The water is freezing. It fills his nose and mouth, salty and bitter. He thrashes, his limbs heavy as lead.

"Help... Help! I don't know how to swim! Somebody help!"

He sinks into the darkness, the light of the surface fading. Just as his lungs are about to burst, a rope descends from the murky sky above. It twists around his right wrist like a snake, tightening painfully, and pulls him violently out of the water.

He wakes up again.

Gasp.

This time, the rhythm is different. Clack-clack. Clack-clack.

He is sitting inside a train, the vibration rattling his teeth. There is drool on his face. He stands up, groggy, wiping his cheek. The scene is familiar — the blue upholstery of the Indian Railways, the smell of dust and chai.

Yes, this is after graduation, he realizes, the timeline slotting into place. First school, then high school, now college graduation. That means next, I will be in my job.

He frowns. But... why can't I remember having a job? What did I actually do after graduation?

The memories are blank. White noise.

The train screeches to a halt at a desolate station. David steps out, needing air. He goes to the station tap to wash his face. As the cool water hits his skin, clarity returns.

The bracelet.

He looks down. He never had a bracelet like this before.

He strokes the silver band on his right wrist. It feels different now — not cool, but vibrating.

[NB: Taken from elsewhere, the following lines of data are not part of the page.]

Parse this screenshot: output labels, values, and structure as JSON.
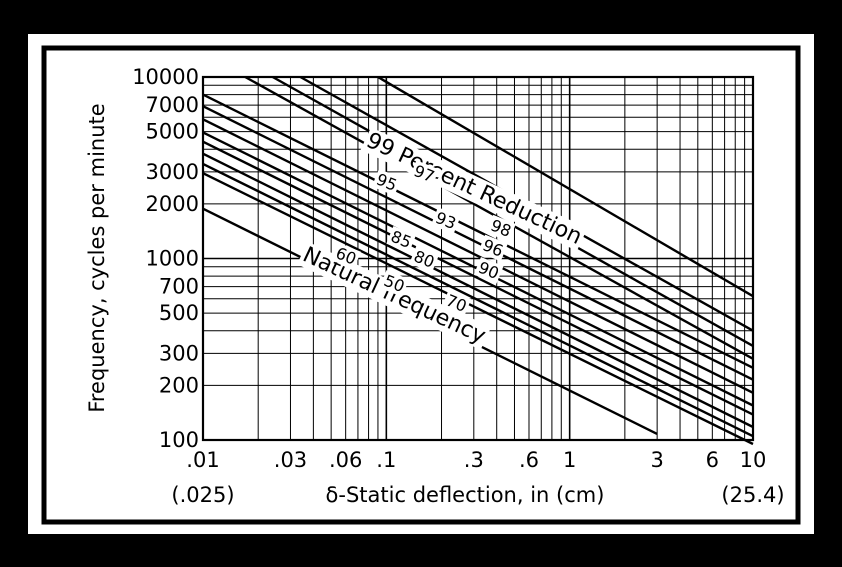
{
  "chart_data": {
    "type": "line",
    "xscale": "log",
    "yscale": "log",
    "xlim": [
      0.01,
      10
    ],
    "ylim": [
      100,
      10000
    ],
    "grid": true,
    "ylabel": "Frequency, cycles per minute",
    "xlabel": "δ-Static deflection, in (cm)",
    "x_ticks": [
      {
        "value": 0.01,
        "label": ".01"
      },
      {
        "value": 0.03,
        "label": ".03"
      },
      {
        "value": 0.06,
        "label": ".06"
      },
      {
        "value": 0.1,
        "label": ".1"
      },
      {
        "value": 0.3,
        "label": ".3"
      },
      {
        "value": 0.6,
        "label": ".6"
      },
      {
        "value": 1,
        "label": "1"
      },
      {
        "value": 3,
        "label": "3"
      },
      {
        "value": 6,
        "label": "6"
      },
      {
        "value": 10,
        "label": "10"
      }
    ],
    "x_secondary_labels": [
      {
        "value": 0.01,
        "label": "(.025)"
      },
      {
        "value": 10,
        "label": "(25.4)"
      }
    ],
    "y_ticks": [
      {
        "value": 100,
        "label": "100"
      },
      {
        "value": 200,
        "label": "200"
      },
      {
        "value": 300,
        "label": "300"
      },
      {
        "value": 500,
        "label": "500"
      },
      {
        "value": 700,
        "label": "700"
      },
      {
        "value": 1000,
        "label": "1000"
      },
      {
        "value": 2000,
        "label": "2000"
      },
      {
        "value": 3000,
        "label": "3000"
      },
      {
        "value": 5000,
        "label": "5000"
      },
      {
        "value": 7000,
        "label": "7000"
      },
      {
        "value": 10000,
        "label": "10000"
      }
    ],
    "series": [
      {
        "name": "Natural frequency",
        "label_value": "",
        "x": [
          0.01,
          3
        ],
        "y": [
          1880,
          108
        ]
      },
      {
        "name": "",
        "label_value": "50",
        "x": [
          0.01,
          10
        ],
        "y": [
          2950,
          95
        ]
      },
      {
        "name": "",
        "label_value": "60",
        "x": [
          0.01,
          10
        ],
        "y": [
          3320,
          105
        ]
      },
      {
        "name": "",
        "label_value": "70",
        "x": [
          0.01,
          10
        ],
        "y": [
          3780,
          118
        ]
      },
      {
        "name": "",
        "label_value": "80",
        "x": [
          0.01,
          10
        ],
        "y": [
          4400,
          138
        ]
      },
      {
        "name": "",
        "label_value": "85",
        "x": [
          0.01,
          10
        ],
        "y": [
          4950,
          155
        ]
      },
      {
        "name": "",
        "label_value": "90",
        "x": [
          0.01,
          10
        ],
        "y": [
          5850,
          182
        ]
      },
      {
        "name": "",
        "label_value": "93",
        "x": [
          0.01,
          10
        ],
        "y": [
          6900,
          215
        ]
      },
      {
        "name": "",
        "label_value": "95",
        "x": [
          0.01,
          10
        ],
        "y": [
          8000,
          250
        ]
      },
      {
        "name": "",
        "label_value": "96",
        "x": [
          0.017,
          10
        ],
        "y": [
          10000,
          280
        ]
      },
      {
        "name": "",
        "label_value": "97",
        "x": [
          0.024,
          10
        ],
        "y": [
          10000,
          330
        ]
      },
      {
        "name": "",
        "label_value": "98",
        "x": [
          0.034,
          10
        ],
        "y": [
          10000,
          400
        ]
      },
      {
        "name": "",
        "label_value": "99",
        "x": [
          0.09,
          10
        ],
        "y": [
          10000,
          620
        ]
      }
    ],
    "annotations": [
      {
        "text": "99 Percent Reduction",
        "x": 0.3,
        "y": 2400
      },
      {
        "text": "Natural frequency",
        "x": 0.11,
        "y": 620
      },
      {
        "text": "95",
        "x": 0.1,
        "y": 2600
      },
      {
        "text": "97",
        "x": 0.16,
        "y": 2900
      },
      {
        "text": "98",
        "x": 0.42,
        "y": 1450
      },
      {
        "text": "93",
        "x": 0.21,
        "y": 1600
      },
      {
        "text": "96",
        "x": 0.38,
        "y": 1130
      },
      {
        "text": "85",
        "x": 0.12,
        "y": 1260
      },
      {
        "text": "80",
        "x": 0.16,
        "y": 980
      },
      {
        "text": "90",
        "x": 0.36,
        "y": 850
      },
      {
        "text": "60",
        "x": 0.06,
        "y": 1020
      },
      {
        "text": "50",
        "x": 0.11,
        "y": 720
      },
      {
        "text": "70",
        "x": 0.24,
        "y": 560
      }
    ]
  }
}
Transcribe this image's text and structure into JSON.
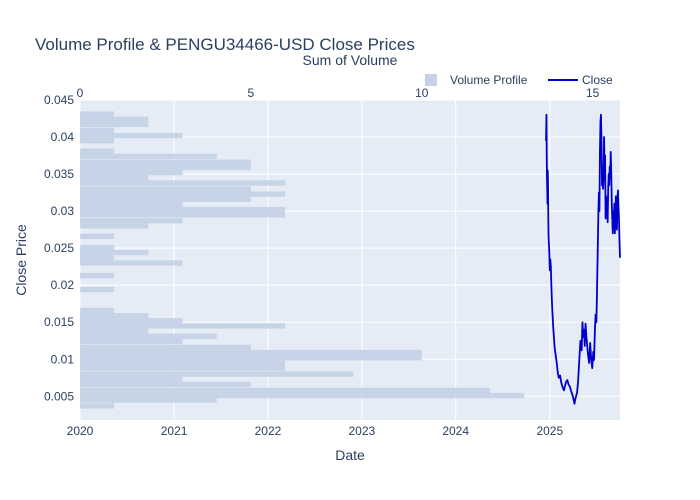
{
  "chart_data": {
    "type": "line",
    "title": "Volume Profile & PENGU34466-USD Close Prices",
    "xlabel": "Date",
    "ylabel": "Close Price",
    "x2label": "Sum of Volume",
    "grid": true,
    "legend_position": "top-right",
    "x_ticks": [
      "2020",
      "2021",
      "2022",
      "2023",
      "2024",
      "2025"
    ],
    "xlim": [
      "2020-01-01",
      "2025-10-01"
    ],
    "y_ticks": [
      "0.005",
      "0.01",
      "0.015",
      "0.02",
      "0.025",
      "0.03",
      "0.035",
      "0.04",
      "0.045"
    ],
    "ylim": [
      0.0018,
      0.045
    ],
    "x2_ticks": [
      "0",
      "5",
      "10",
      "15"
    ],
    "x2lim": [
      0,
      15.8
    ],
    "colors": {
      "volume": "#c5d3e6",
      "close": "#0000cc",
      "plot_bg": "#e5ecf6",
      "grid": "#ffffff"
    },
    "series": [
      {
        "name": "Volume Profile",
        "type": "horizontal-bar",
        "levels": [
          0.0037,
          0.0045,
          0.0051,
          0.0058,
          0.0066,
          0.0073,
          0.008,
          0.0088,
          0.0095,
          0.0102,
          0.0109,
          0.0116,
          0.0124,
          0.0131,
          0.0138,
          0.0145,
          0.0152,
          0.0159,
          0.0166,
          0.0194,
          0.0213,
          0.023,
          0.0237,
          0.0244,
          0.0251,
          0.0266,
          0.028,
          0.0287,
          0.0295,
          0.0302,
          0.0309,
          0.0316,
          0.0323,
          0.033,
          0.0338,
          0.0345,
          0.0352,
          0.0359,
          0.0366,
          0.0374,
          0.0381,
          0.0395,
          0.0402,
          0.0409,
          0.0417,
          0.0424,
          0.0431
        ],
        "values": [
          1,
          4,
          13,
          12,
          5,
          3,
          8,
          6,
          6,
          10,
          10,
          5,
          3,
          4,
          2,
          6,
          3,
          2,
          1,
          1,
          1,
          3,
          1,
          2,
          1,
          1,
          2,
          3,
          6,
          6,
          3,
          5,
          6,
          5,
          6,
          2,
          3,
          5,
          5,
          4,
          1,
          1,
          3,
          1,
          2,
          2,
          1
        ]
      },
      {
        "name": "Close",
        "x": [
          "2024-12-17",
          "2024-12-18",
          "2024-12-19",
          "2024-12-20",
          "2024-12-21",
          "2024-12-22",
          "2024-12-23",
          "2024-12-24",
          "2024-12-25",
          "2024-12-26",
          "2024-12-27",
          "2024-12-28",
          "2024-12-30",
          "2025-01-01",
          "2025-01-03",
          "2025-01-05",
          "2025-01-07",
          "2025-01-09",
          "2025-01-11",
          "2025-01-14",
          "2025-01-17",
          "2025-01-20",
          "2025-01-24",
          "2025-01-28",
          "2025-02-01",
          "2025-02-05",
          "2025-02-10",
          "2025-02-15",
          "2025-02-20",
          "2025-02-25",
          "2025-03-01",
          "2025-03-05",
          "2025-03-10",
          "2025-03-15",
          "2025-03-20",
          "2025-03-25",
          "2025-03-30",
          "2025-04-04",
          "2025-04-07",
          "2025-04-10",
          "2025-04-13",
          "2025-04-17",
          "2025-04-21",
          "2025-04-25",
          "2025-04-30",
          "2025-05-05",
          "2025-05-08",
          "2025-05-11",
          "2025-05-14",
          "2025-05-17",
          "2025-05-20",
          "2025-05-23",
          "2025-05-26",
          "2025-05-30",
          "2025-06-03",
          "2025-06-07",
          "2025-06-11",
          "2025-06-15",
          "2025-06-19",
          "2025-06-22",
          "2025-06-25",
          "2025-06-28",
          "2025-07-01",
          "2025-07-03",
          "2025-07-05",
          "2025-07-07",
          "2025-07-09",
          "2025-07-11",
          "2025-07-13",
          "2025-07-15",
          "2025-07-17",
          "2025-07-19",
          "2025-07-21",
          "2025-07-23",
          "2025-07-25",
          "2025-07-27",
          "2025-07-29",
          "2025-07-31",
          "2025-08-02",
          "2025-08-04",
          "2025-08-06",
          "2025-08-08",
          "2025-08-10",
          "2025-08-12",
          "2025-08-14",
          "2025-08-16",
          "2025-08-18",
          "2025-08-20",
          "2025-08-22",
          "2025-08-24",
          "2025-08-26",
          "2025-08-28",
          "2025-08-30",
          "2025-09-01",
          "2025-09-03",
          "2025-09-05",
          "2025-09-07",
          "2025-09-09",
          "2025-09-11",
          "2025-09-13",
          "2025-09-15",
          "2025-09-17",
          "2025-09-19",
          "2025-09-21",
          "2025-09-23",
          "2025-09-25",
          "2025-09-27",
          "2025-09-29",
          "2025-10-01"
        ],
        "y": [
          0.0395,
          0.0405,
          0.043,
          0.038,
          0.0345,
          0.033,
          0.031,
          0.0355,
          0.0335,
          0.03,
          0.027,
          0.026,
          0.0245,
          0.022,
          0.0235,
          0.0225,
          0.02,
          0.018,
          0.0165,
          0.0145,
          0.013,
          0.0115,
          0.0105,
          0.0095,
          0.0082,
          0.0075,
          0.0078,
          0.0068,
          0.0062,
          0.0058,
          0.0064,
          0.0069,
          0.0072,
          0.0066,
          0.0063,
          0.0057,
          0.0052,
          0.0045,
          0.004,
          0.0046,
          0.005,
          0.0055,
          0.007,
          0.0095,
          0.0125,
          0.0112,
          0.015,
          0.013,
          0.014,
          0.0118,
          0.0148,
          0.0132,
          0.012,
          0.0105,
          0.0095,
          0.0122,
          0.01,
          0.0088,
          0.011,
          0.0099,
          0.0135,
          0.016,
          0.015,
          0.018,
          0.022,
          0.026,
          0.03,
          0.0325,
          0.03,
          0.038,
          0.042,
          0.043,
          0.0395,
          0.0335,
          0.036,
          0.033,
          0.0345,
          0.04,
          0.0355,
          0.0375,
          0.029,
          0.032,
          0.0295,
          0.031,
          0.0285,
          0.033,
          0.035,
          0.0335,
          0.036,
          0.0345,
          0.038,
          0.035,
          0.031,
          0.029,
          0.027,
          0.03,
          0.0285,
          0.031,
          0.027,
          0.029,
          0.032,
          0.03,
          0.0275,
          0.0315,
          0.0328,
          0.0305,
          0.029,
          0.026,
          0.0237
        ]
      }
    ]
  }
}
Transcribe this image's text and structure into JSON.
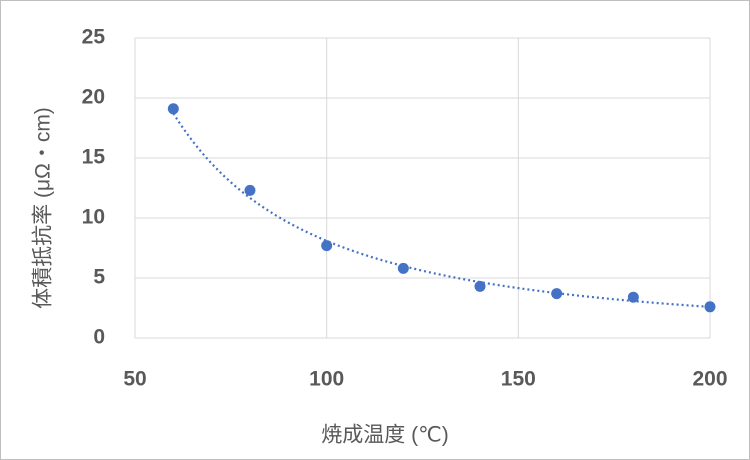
{
  "chart_data": {
    "type": "scatter",
    "x_label": "焼成温度 (℃)",
    "y_label": "体積抵抗率 (μΩ・cm)",
    "series": [
      {
        "color": "#4472c4",
        "x": [
          60,
          80,
          100,
          120,
          140,
          160,
          180,
          200
        ],
        "values": [
          19.1,
          12.3,
          7.7,
          5.8,
          4.3,
          3.7,
          3.4,
          2.6
        ]
      }
    ],
    "trendline": "power",
    "xlim": [
      50,
      200
    ],
    "xticks": [
      50,
      100,
      150,
      200
    ],
    "ylim": [
      0,
      25
    ],
    "yticks": [
      0,
      5,
      10,
      15,
      20,
      25
    ],
    "grid": true
  }
}
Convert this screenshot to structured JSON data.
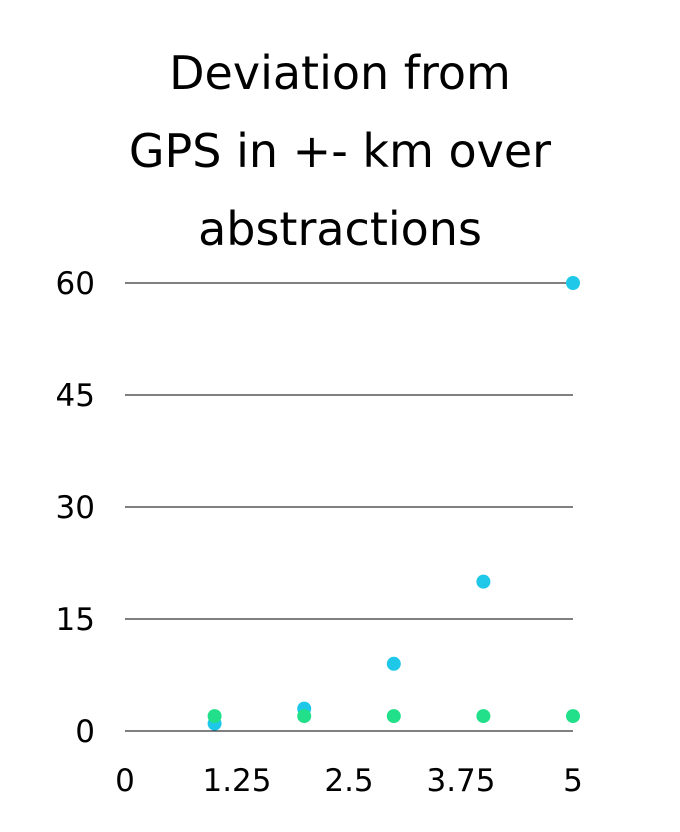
{
  "chart_data": {
    "type": "scatter",
    "title_lines": [
      "Deviation from",
      "GPS in +- km over",
      "abstractions"
    ],
    "xlabel": "",
    "ylabel": "",
    "xlim": [
      0,
      5
    ],
    "ylim": [
      0,
      60
    ],
    "x_ticks": [
      "0",
      "1.25",
      "2.5",
      "3.75",
      "5"
    ],
    "y_ticks": [
      "0",
      "15",
      "30",
      "45",
      "60"
    ],
    "grid": true,
    "series": [
      {
        "color": "#1fc8e8",
        "points": [
          [
            1,
            1
          ],
          [
            2,
            3
          ],
          [
            3,
            9
          ],
          [
            4,
            20
          ],
          [
            5,
            60
          ]
        ]
      },
      {
        "color": "#22e08a",
        "points": [
          [
            1,
            2
          ],
          [
            2,
            2
          ],
          [
            3,
            2
          ],
          [
            4,
            2
          ],
          [
            5,
            2
          ]
        ]
      }
    ]
  }
}
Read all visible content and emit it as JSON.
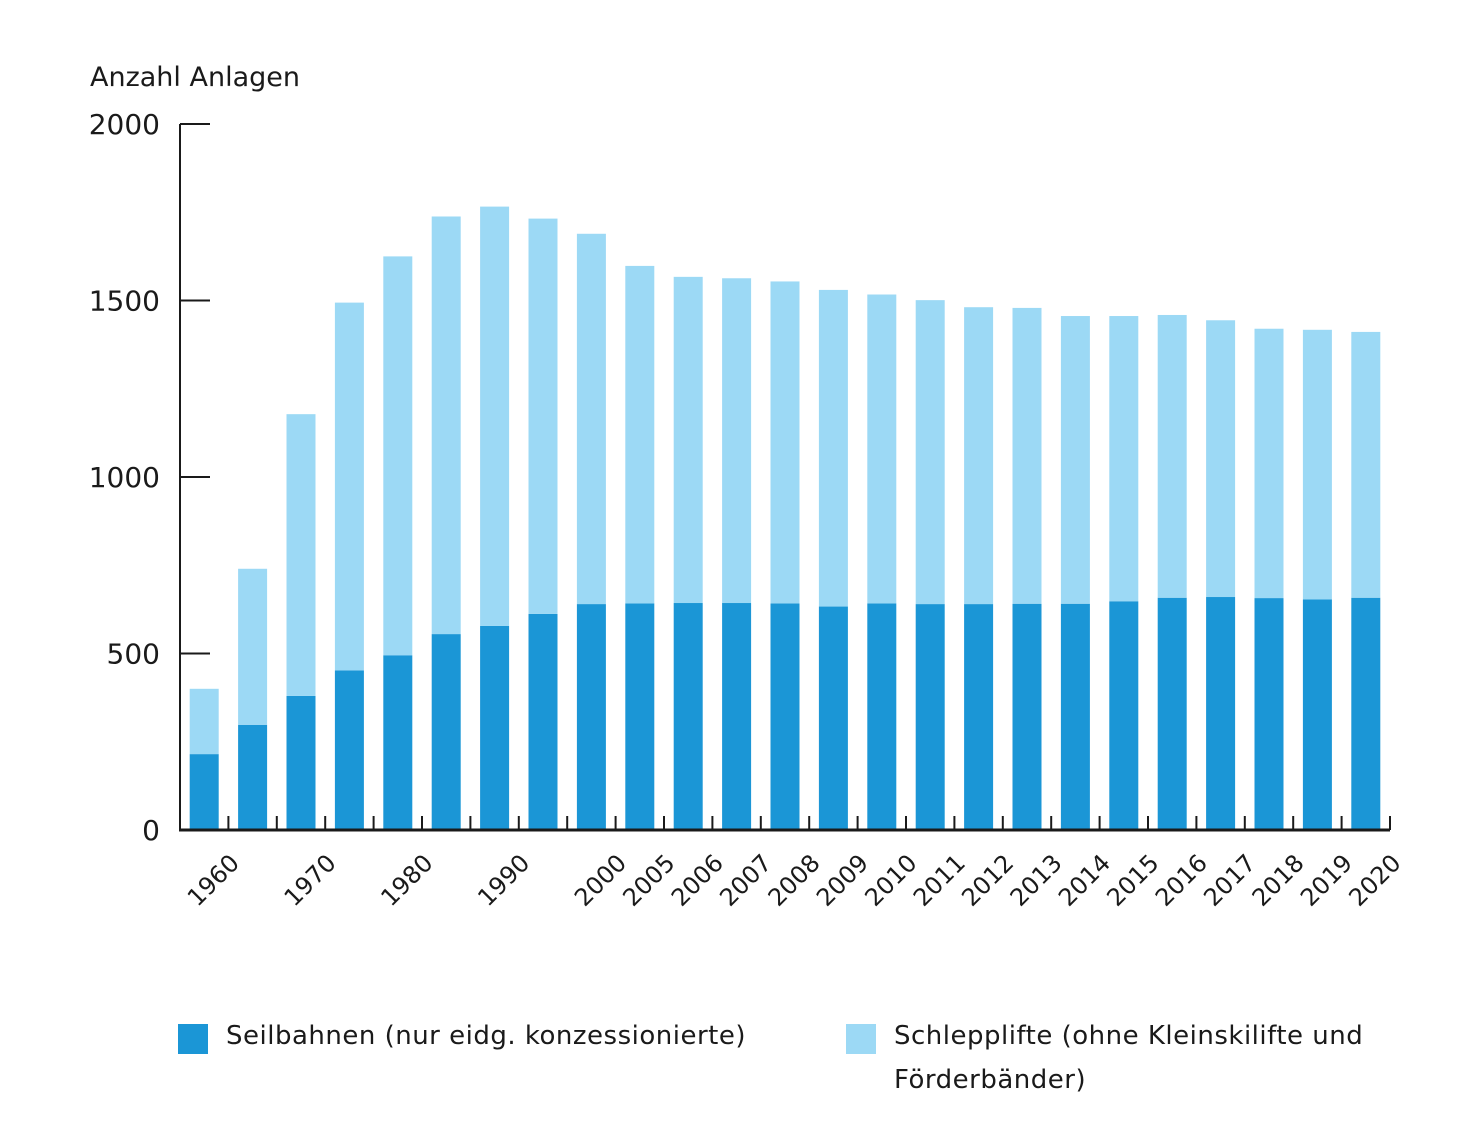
{
  "chart_data": {
    "type": "bar",
    "stacked": true,
    "ylabel": "Anzahl Anlagen",
    "ylim": [
      0,
      2000
    ],
    "yticks": [
      0,
      500,
      1000,
      1500,
      2000
    ],
    "categories": [
      "1960",
      "",
      "1970",
      "",
      "1980",
      "",
      "1990",
      "",
      "2000",
      "2005",
      "2006",
      "2007",
      "2008",
      "2009",
      "2010",
      "2011",
      "2012",
      "2013",
      "2014",
      "2015",
      "2016",
      "2017",
      "2018",
      "2019",
      "2020"
    ],
    "series": [
      {
        "name": "Seilbahnen (nur eidg. konzessionierte)",
        "color": "#1b96d6",
        "values": [
          215,
          298,
          380,
          452,
          495,
          555,
          578,
          612,
          640,
          642,
          643,
          643,
          642,
          633,
          642,
          640,
          640,
          641,
          641,
          648,
          658,
          660,
          657,
          653,
          658
        ]
      },
      {
        "name": "Schlepplifte (ohne Kleinskilifte und Förderbänder)",
        "color": "#9cd9f5",
        "values": [
          185,
          442,
          798,
          1042,
          1130,
          1183,
          1188,
          1120,
          1049,
          956,
          924,
          920,
          912,
          897,
          875,
          861,
          841,
          838,
          815,
          808,
          801,
          784,
          763,
          764,
          753
        ]
      }
    ]
  },
  "legend": {
    "items": [
      {
        "label": "Seilbahnen (nur eidg. konzessionierte)",
        "color": "#1b96d6"
      },
      {
        "label": "Schlepplifte (ohne Kleinskilifte und Förderbänder)",
        "color": "#9cd9f5"
      }
    ]
  }
}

Suddenly, it begins to glow.

It starts as a hum, then a flash of blinding white light. The metal turns searingly hot. It isn't just surface heat; it feels like the bracelet is welding itself to his bones.

"AHHH!"

His whole body is on fire. It feels like molten needles are being driven into his brain, rewiring his synapses. The pain is real, visceral, and agonizing, transcending the dream state.

"DAVID… DAVID…!" A voice calls out from a great distance, panic in its tone.

David wakes up with a gasp, his lungs heaving, the scream dying in his throat.